F.Calculate the mass of nickel (II) nitrate that would be found in 100 mL of the unknown solution and enter it into your Excel® file.

G.Plot a second graph with the independent variable, molarity of the nickel solution, along the abscissa, or x-axis, and with the dependent variable, Absorbance, along the ordinate, or y-axis.This graph will include the point for the unknown nickel (II) nitrate solution.

H.Review your graph to ensure that you have included the appropriate labels:Chart Title, the value that the x-axis represents, and the value that the y-axis represents.
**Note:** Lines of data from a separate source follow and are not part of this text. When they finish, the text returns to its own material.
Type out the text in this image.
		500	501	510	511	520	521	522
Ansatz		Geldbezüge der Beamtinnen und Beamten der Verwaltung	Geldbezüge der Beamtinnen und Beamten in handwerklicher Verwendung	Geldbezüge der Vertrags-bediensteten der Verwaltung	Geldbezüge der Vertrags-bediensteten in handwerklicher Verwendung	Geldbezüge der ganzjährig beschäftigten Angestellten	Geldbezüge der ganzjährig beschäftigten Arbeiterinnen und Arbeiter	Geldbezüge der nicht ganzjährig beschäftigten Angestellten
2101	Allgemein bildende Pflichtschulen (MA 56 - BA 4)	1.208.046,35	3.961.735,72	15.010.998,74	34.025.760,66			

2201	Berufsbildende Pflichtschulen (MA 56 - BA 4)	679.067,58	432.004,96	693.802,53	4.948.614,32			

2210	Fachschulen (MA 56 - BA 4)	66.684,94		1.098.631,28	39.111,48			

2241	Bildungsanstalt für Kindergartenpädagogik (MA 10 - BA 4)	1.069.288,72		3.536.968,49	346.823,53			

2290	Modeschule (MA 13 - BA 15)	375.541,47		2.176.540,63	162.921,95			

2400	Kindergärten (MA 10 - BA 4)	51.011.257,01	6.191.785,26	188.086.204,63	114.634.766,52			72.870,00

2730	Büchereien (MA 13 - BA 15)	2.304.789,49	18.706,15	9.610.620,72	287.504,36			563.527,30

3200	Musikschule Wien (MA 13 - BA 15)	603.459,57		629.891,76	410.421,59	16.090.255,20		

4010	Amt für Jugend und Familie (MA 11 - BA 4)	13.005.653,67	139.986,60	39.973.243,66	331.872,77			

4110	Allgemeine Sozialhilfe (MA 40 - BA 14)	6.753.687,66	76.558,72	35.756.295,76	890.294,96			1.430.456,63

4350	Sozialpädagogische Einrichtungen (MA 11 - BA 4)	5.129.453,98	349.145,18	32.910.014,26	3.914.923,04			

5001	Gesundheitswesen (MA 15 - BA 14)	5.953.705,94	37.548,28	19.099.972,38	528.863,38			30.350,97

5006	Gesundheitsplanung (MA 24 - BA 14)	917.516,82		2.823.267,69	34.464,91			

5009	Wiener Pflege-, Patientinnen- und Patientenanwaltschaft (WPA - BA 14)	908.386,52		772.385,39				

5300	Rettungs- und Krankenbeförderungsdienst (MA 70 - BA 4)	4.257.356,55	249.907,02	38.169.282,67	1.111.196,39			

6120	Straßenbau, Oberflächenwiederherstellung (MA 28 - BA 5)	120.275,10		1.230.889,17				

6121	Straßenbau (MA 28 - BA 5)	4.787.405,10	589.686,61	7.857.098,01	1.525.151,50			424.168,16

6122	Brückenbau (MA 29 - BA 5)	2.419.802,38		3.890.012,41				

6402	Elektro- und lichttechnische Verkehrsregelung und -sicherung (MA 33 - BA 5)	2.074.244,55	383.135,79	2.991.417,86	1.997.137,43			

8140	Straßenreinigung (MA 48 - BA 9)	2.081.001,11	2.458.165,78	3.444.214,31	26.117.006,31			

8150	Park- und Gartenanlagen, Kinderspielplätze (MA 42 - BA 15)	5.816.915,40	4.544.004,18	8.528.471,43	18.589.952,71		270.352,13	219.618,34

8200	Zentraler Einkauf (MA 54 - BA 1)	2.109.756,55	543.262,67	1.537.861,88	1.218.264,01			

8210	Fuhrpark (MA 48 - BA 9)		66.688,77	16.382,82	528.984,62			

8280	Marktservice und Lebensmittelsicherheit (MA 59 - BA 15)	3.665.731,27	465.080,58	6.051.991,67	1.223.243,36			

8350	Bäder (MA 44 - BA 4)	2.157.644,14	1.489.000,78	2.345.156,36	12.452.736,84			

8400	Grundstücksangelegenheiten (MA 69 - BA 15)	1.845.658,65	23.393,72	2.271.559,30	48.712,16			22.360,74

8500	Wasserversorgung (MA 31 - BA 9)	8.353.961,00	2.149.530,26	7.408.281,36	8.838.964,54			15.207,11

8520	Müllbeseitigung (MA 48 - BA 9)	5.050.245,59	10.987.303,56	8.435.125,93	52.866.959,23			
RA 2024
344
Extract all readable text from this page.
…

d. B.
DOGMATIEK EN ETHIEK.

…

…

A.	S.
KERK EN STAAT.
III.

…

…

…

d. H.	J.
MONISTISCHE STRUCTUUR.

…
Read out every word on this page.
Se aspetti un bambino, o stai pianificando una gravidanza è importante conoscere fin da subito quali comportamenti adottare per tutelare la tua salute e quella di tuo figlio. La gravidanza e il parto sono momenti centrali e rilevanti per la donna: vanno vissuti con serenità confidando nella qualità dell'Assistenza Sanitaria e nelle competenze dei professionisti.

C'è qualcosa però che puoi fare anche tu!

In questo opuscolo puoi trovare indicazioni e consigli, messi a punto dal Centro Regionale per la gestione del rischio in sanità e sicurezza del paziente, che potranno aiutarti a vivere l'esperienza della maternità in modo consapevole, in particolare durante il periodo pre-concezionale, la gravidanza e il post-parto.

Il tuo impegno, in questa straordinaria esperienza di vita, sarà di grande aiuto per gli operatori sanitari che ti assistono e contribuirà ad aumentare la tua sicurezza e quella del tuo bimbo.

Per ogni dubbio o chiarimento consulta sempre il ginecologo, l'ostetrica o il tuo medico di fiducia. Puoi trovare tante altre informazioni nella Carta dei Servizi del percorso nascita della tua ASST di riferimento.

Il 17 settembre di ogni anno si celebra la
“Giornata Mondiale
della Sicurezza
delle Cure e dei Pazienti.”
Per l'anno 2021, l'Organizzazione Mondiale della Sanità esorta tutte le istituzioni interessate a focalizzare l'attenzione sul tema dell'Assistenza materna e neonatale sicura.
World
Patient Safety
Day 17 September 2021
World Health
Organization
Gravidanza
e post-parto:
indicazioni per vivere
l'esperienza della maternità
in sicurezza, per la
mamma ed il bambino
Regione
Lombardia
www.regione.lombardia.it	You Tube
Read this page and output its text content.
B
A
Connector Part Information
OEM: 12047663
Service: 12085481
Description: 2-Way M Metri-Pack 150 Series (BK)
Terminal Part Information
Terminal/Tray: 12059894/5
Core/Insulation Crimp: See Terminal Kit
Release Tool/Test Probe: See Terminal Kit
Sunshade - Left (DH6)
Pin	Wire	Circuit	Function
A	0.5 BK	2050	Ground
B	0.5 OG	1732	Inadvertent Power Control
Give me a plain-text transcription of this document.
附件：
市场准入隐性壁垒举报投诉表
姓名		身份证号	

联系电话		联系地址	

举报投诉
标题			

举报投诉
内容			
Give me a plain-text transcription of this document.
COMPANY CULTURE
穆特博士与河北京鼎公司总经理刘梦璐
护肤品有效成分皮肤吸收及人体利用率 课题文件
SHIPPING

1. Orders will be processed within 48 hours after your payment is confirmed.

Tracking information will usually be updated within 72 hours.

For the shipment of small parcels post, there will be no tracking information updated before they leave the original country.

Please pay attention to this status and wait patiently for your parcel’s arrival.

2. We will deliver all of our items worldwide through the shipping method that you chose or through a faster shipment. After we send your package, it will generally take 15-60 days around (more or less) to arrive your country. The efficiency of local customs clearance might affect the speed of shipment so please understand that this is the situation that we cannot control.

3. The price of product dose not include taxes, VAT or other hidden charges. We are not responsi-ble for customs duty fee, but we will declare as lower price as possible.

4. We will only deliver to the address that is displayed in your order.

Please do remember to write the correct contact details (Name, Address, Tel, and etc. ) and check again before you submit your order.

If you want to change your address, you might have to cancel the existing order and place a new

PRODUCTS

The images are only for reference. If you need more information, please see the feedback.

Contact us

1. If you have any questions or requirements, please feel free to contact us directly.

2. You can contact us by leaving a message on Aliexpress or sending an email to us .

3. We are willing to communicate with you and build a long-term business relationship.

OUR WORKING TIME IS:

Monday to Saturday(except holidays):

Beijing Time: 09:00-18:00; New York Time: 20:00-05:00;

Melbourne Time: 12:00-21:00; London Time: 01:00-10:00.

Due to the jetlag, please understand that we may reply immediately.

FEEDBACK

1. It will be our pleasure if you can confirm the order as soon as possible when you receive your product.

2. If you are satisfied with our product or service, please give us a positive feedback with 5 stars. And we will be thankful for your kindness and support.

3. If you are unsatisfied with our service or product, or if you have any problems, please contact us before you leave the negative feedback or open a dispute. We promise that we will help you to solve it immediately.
1.Show your calculations determining the mass of nickel (II) nitrate required to prepare 100 mL of each of the four standard solutions.

2.Include your Excel graph showing your standard calibration curve.

3.Include your final Excel graph showing the unknown in its proper place on the calibration curve.

4.Show your calculation of the mass of nickel (II) nitrate that would be found in 100 mL of the unknown solution.